Время от времени холодная красота этих мгновений становилась невыносимой, и меня вдруг пронизывал необъяснимый ужас. Тогда окружающая меня реальность превращалась в кошмар, и я бы нисколько не удивился, если б глаза Эллен вдруг засветились потусторонним светом, или ее волосы ожили и зашевелились наподобие змей, или если бы ее руки стали извиваться в неестественном танце, а прекрасная кожа ее лица вдруг исчезла, превратившись в нечто невозможно и необъяснимо отвратительное.

Потом это мгновенно проходило, и мои ощущения снова наполнялись очарованием, тем более сильным, чем страшнее был пережитый только что ужас.

Сознание мое снова дремлет, но я еще помню вкус внутренней свободы, которую дала мне любовь Эллен.

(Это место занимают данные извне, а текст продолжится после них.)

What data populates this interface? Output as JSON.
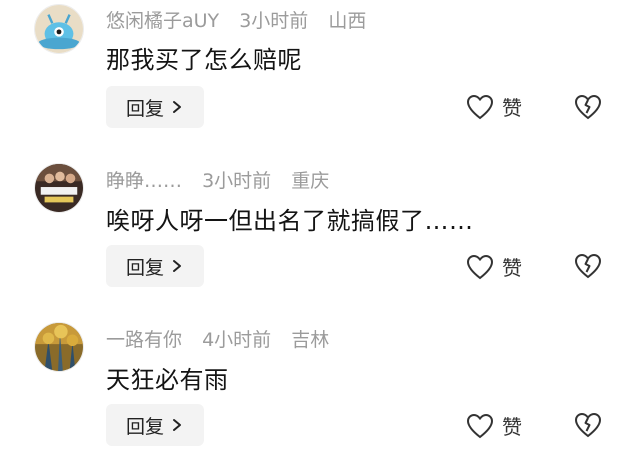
{
  "comments": [
    {
      "username": "悠闲橘子aUY",
      "time": "3小时前",
      "location": "山西",
      "text": "那我买了怎么赔呢",
      "reply_label": "回复",
      "like_label": "赞"
    },
    {
      "username": "睁睁……",
      "time": "3小时前",
      "location": "重庆",
      "text": "唉呀人呀一但出名了就搞假了……",
      "reply_label": "回复",
      "like_label": "赞"
    },
    {
      "username": "一路有你",
      "time": "4小时前",
      "location": "吉林",
      "text": "天狂必有雨",
      "reply_label": "回复",
      "like_label": "赞"
    }
  ],
  "icons": {
    "like": "heart-outline-icon",
    "dislike": "broken-heart-icon",
    "reply_arrow": "chevron-right-icon"
  }
}
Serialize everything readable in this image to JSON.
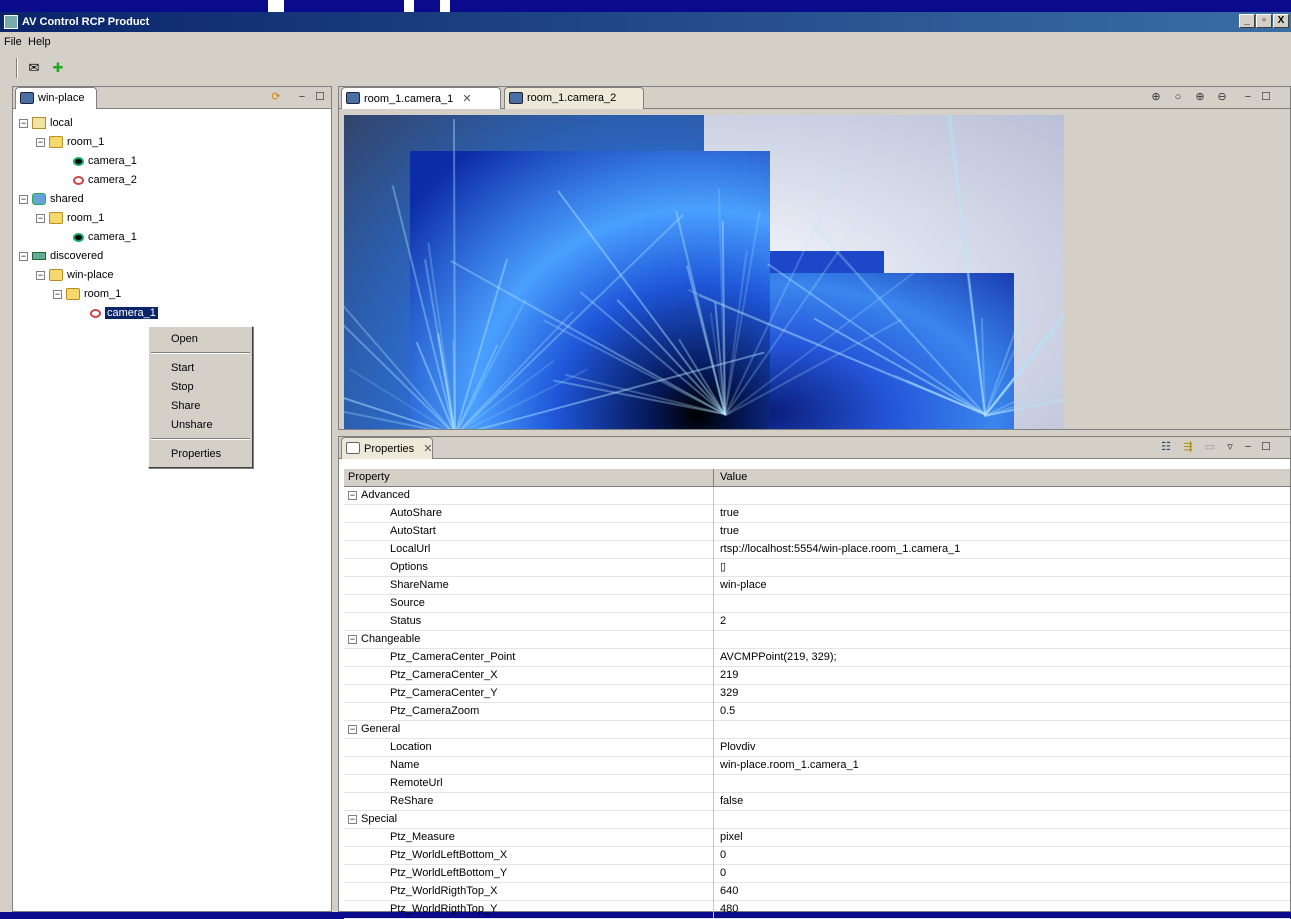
{
  "window": {
    "title": "AV Control RCP Product",
    "min_label": "_",
    "max_label": "▫",
    "close_label": "X"
  },
  "menu": {
    "file": "File",
    "help": "Help"
  },
  "toolbar": {
    "mail_glyph": "✉",
    "add_glyph": "✚"
  },
  "tree_view": {
    "tab_label": "win-place",
    "nodes": [
      {
        "label": "local",
        "depth": 0,
        "icon": "home-icon",
        "expander": "−"
      },
      {
        "label": "room_1",
        "depth": 1,
        "icon": "folder-icon",
        "expander": "−"
      },
      {
        "label": "camera_1",
        "depth": 2,
        "icon": "camera-on-icon",
        "expander": ""
      },
      {
        "label": "camera_2",
        "depth": 2,
        "icon": "camera-off-icon",
        "expander": ""
      },
      {
        "label": "shared",
        "depth": 0,
        "icon": "shared-icon",
        "expander": "−"
      },
      {
        "label": "room_1",
        "depth": 1,
        "icon": "folder-icon",
        "expander": "−"
      },
      {
        "label": "camera_1",
        "depth": 2,
        "icon": "camera-on-icon",
        "expander": ""
      },
      {
        "label": "discovered",
        "depth": 0,
        "icon": "network-icon",
        "expander": "−"
      },
      {
        "label": "win-place",
        "depth": 1,
        "icon": "folder-icon",
        "expander": "−"
      },
      {
        "label": "room_1",
        "depth": 2,
        "icon": "folder-icon",
        "expander": "−"
      },
      {
        "label": "camera_1",
        "depth": 3,
        "icon": "camera-off-icon",
        "expander": "",
        "selected": true
      }
    ]
  },
  "context_menu": {
    "items": [
      "Open",
      "Start",
      "Stop",
      "Share",
      "Unshare",
      "Properties"
    ]
  },
  "editor": {
    "tabs": [
      {
        "label": "room_1.camera_1",
        "close": "✕"
      },
      {
        "label": "room_1.camera_2"
      }
    ]
  },
  "properties": {
    "tab_label": "Properties",
    "tab_close": "✕",
    "col_property": "Property",
    "col_value": "Value",
    "rows": [
      {
        "type": "cat",
        "name": "Advanced",
        "value": ""
      },
      {
        "type": "leaf",
        "name": "AutoShare",
        "value": "true"
      },
      {
        "type": "leaf",
        "name": "AutoStart",
        "value": "true"
      },
      {
        "type": "leaf",
        "name": "LocalUrl",
        "value": "rtsp://localhost:5554/win-place.room_1.camera_1"
      },
      {
        "type": "leaf",
        "name": "Options",
        "value": "▯"
      },
      {
        "type": "leaf",
        "name": "ShareName",
        "value": "win-place"
      },
      {
        "type": "leaf",
        "name": "Source",
        "value": ""
      },
      {
        "type": "leaf",
        "name": "Status",
        "value": "2"
      },
      {
        "type": "cat",
        "name": "Changeable",
        "value": ""
      },
      {
        "type": "leaf",
        "name": "Ptz_CameraCenter_Point",
        "value": "AVCMPPoint(219, 329);"
      },
      {
        "type": "leaf",
        "name": "Ptz_CameraCenter_X",
        "value": "219"
      },
      {
        "type": "leaf",
        "name": "Ptz_CameraCenter_Y",
        "value": "329"
      },
      {
        "type": "leaf",
        "name": "Ptz_CameraZoom",
        "value": "0.5"
      },
      {
        "type": "cat",
        "name": "General",
        "value": ""
      },
      {
        "type": "leaf",
        "name": "Location",
        "value": "Plovdiv"
      },
      {
        "type": "leaf",
        "name": "Name",
        "value": "win-place.room_1.camera_1"
      },
      {
        "type": "leaf",
        "name": "RemoteUrl",
        "value": ""
      },
      {
        "type": "leaf",
        "name": "ReShare",
        "value": "false"
      },
      {
        "type": "cat",
        "name": "Special",
        "value": ""
      },
      {
        "type": "leaf",
        "name": "Ptz_Measure",
        "value": "pixel"
      },
      {
        "type": "leaf",
        "name": "Ptz_WorldLeftBottom_X",
        "value": "0"
      },
      {
        "type": "leaf",
        "name": "Ptz_WorldLeftBottom_Y",
        "value": "0"
      },
      {
        "type": "leaf",
        "name": "Ptz_WorldRigthTop_X",
        "value": "640"
      },
      {
        "type": "leaf",
        "name": "Ptz_WorldRigthTop_Y",
        "value": "480"
      }
    ]
  }
}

У вас может сложиться впечатление, что мы с Эллен проводили ужасно много времени наедине. Вовсе нет (как мы могли?) – мы же были членами нашей Компании. Но мы встречались достаточно часто. Эллен умела очень здорово все устроить. Ни у кого не возникало ни малейшего подозрения на наш счет.

Видит бог, мне никогда не хотелось признаться и рассказать Компании о нашей любви. Но я всегда вовремя вспоминал о предупреждении Эллен и понимал, что она совершенно права.

Давайте посмотрим правде в глаза. Мы все страшные собственники, к тому же страдающие огромным тщеславием. Как отдельные личности, мы нуждаемся во внимании. Мы делаем все, чтобы нами восхищались. Мы умираем или, наоборот, победоносно процветаем в зависимости от того, обожают нас или мы просто вызываем симпатию. Мы слишком многого требуем от тех, кого любим. Мы хотим, чтобы они всегда тешили наше самолюбие.